To investigate whether the forecast errors are normally distributed with mean zero and constant variance, we can make a time plot and histogram (with overlaid normal curve) of the forecast errors:
plotForecastErrors <- function(forecasterrors)
{
# make a histogram of the forecast errors:
mybinsize <- IQR(forecasterrors,na.rm=TRUE)/4
mysd <- sd(forecasterrors,na.rm=TRUE)
mymin <- min(forecasterrors,na.rm=TRUE) - mysd*5
mymax <- max(forecasterrors,na.rm=TRUE) + mysd*3
# generate normally distributed data with mean 0 and standard deviation mysd
mynorm <- rnorm(10000, mean=0, sd=mysd)
mymin2 <- min(mynorm)
mymax2 <- max(mynorm)
if (mymin2 < mymin) { mymin <- mymin2 }
if (mymax2 > mymax) { mymax <- mymax2 }
# make a red histogram of the forecast errors, with the normally distributed data overlaid:
mybins <- seq(mymin, mymax, mybinsize)
hist(forecasterrors, col="red", freq=FALSE, breaks=mybins)
# freq=FALSE ensures the area under the histogram = 1
# generate normally distributed data with mean 0 and standard deviation mysd
myhist <- hist(mynorm, plot=FALSE, breaks=mybins)

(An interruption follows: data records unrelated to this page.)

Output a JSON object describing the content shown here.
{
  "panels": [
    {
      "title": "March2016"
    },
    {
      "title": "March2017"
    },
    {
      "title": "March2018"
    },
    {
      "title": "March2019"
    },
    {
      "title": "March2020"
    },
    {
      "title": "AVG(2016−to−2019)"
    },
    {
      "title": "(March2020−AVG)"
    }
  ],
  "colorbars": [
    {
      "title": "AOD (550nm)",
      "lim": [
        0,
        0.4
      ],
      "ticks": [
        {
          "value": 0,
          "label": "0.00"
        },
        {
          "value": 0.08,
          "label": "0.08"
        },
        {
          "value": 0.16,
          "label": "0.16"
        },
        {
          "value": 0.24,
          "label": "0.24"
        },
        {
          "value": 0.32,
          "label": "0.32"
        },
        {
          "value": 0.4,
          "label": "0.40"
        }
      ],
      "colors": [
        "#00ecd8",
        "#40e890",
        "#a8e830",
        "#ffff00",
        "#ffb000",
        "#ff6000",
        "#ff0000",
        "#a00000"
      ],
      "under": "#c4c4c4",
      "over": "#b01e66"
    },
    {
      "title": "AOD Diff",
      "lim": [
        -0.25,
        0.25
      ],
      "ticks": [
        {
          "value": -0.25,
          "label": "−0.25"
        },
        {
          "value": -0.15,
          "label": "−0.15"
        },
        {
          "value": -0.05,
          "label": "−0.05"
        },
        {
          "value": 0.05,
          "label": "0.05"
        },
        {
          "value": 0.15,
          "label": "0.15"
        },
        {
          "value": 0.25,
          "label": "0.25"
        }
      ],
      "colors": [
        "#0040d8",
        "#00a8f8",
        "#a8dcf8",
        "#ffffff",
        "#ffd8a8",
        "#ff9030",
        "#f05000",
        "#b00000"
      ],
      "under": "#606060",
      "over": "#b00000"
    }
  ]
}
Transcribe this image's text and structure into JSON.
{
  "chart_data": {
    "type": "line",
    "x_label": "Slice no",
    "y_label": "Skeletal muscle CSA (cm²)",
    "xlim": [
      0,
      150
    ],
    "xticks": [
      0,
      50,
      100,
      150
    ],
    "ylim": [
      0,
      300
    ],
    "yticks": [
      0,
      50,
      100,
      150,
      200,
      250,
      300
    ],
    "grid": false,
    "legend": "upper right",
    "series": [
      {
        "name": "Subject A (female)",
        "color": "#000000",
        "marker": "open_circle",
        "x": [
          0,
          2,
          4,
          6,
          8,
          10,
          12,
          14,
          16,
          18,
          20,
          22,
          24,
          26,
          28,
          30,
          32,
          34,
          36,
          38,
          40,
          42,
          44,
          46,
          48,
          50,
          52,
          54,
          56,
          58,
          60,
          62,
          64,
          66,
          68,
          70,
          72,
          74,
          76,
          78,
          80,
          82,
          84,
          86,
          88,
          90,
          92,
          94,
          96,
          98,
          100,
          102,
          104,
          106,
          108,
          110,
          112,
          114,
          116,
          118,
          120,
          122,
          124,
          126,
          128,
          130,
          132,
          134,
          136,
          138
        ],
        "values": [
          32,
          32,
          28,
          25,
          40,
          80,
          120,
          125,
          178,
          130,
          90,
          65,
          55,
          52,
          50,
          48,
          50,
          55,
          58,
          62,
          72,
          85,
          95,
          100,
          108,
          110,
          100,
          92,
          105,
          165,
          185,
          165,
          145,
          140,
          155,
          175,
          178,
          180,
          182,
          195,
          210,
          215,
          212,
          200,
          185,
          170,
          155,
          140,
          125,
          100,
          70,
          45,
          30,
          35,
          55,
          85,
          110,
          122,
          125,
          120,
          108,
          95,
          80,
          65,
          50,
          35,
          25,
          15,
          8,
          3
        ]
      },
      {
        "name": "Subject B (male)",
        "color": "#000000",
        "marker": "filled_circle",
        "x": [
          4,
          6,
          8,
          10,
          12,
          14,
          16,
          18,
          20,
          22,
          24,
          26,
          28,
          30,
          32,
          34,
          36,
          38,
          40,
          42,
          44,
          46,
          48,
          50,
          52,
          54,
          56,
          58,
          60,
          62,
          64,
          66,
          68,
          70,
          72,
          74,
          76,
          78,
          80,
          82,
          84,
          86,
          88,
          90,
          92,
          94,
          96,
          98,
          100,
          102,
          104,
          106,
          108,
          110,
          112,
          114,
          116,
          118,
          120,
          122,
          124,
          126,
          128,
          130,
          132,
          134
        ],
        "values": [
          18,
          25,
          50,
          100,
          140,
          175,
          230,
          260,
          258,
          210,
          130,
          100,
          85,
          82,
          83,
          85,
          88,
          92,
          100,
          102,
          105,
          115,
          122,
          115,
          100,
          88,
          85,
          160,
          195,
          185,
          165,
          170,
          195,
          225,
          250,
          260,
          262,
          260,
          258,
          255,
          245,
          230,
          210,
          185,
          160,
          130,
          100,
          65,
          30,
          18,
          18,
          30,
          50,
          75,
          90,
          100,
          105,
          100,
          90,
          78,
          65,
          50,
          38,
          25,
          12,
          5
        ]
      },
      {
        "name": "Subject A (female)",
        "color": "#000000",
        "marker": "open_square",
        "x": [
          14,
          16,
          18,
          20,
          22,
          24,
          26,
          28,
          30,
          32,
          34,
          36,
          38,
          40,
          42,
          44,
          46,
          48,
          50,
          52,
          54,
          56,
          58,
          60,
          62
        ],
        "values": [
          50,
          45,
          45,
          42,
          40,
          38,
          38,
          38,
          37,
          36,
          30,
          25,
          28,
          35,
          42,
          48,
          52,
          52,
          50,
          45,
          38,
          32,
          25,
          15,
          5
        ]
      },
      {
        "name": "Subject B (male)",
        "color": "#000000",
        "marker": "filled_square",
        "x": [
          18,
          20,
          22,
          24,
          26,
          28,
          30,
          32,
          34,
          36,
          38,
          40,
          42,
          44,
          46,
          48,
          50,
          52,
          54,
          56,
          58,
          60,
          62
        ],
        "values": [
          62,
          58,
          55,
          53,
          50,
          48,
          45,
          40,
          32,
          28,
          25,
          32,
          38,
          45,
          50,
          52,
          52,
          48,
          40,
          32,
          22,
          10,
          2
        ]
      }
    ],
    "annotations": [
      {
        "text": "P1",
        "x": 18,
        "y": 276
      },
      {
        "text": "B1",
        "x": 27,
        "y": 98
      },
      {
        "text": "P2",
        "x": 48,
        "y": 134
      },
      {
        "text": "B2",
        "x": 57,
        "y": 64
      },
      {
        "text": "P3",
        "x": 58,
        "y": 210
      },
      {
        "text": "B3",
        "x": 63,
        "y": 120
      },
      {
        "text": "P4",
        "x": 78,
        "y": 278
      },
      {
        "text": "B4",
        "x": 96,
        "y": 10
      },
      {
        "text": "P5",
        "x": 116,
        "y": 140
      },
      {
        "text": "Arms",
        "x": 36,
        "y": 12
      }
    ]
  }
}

# plot the normal curve as a blue line on top of the histogram of forecast errors:
points(myhist$mids, myhist$density, type="l", col="blue", lwd=2)
}
plotForecastErrors(kingstimeseriesforecasts$residuals)
The time plot of the in-sample forecast errors shows that the variance
of the forecast errors seems to be roughly constant over time (though
perhaps there is slightly higher variance for the second half of the
time series). The histogram of the time series shows that the forecast
errors are roughly normally distributed and the mean seems to be close
to zero. Therefore, it is plausible that the forecast errors are
normally distributed with mean zero and constant variance.
Since successive forecast errors do not seem to be correlated, and the forecast errors seem to be normally distributed with mean zero and constant variance, the ARIMA(0,1,1) does seem to provide an adequate predictive model for the ages at death of English kings.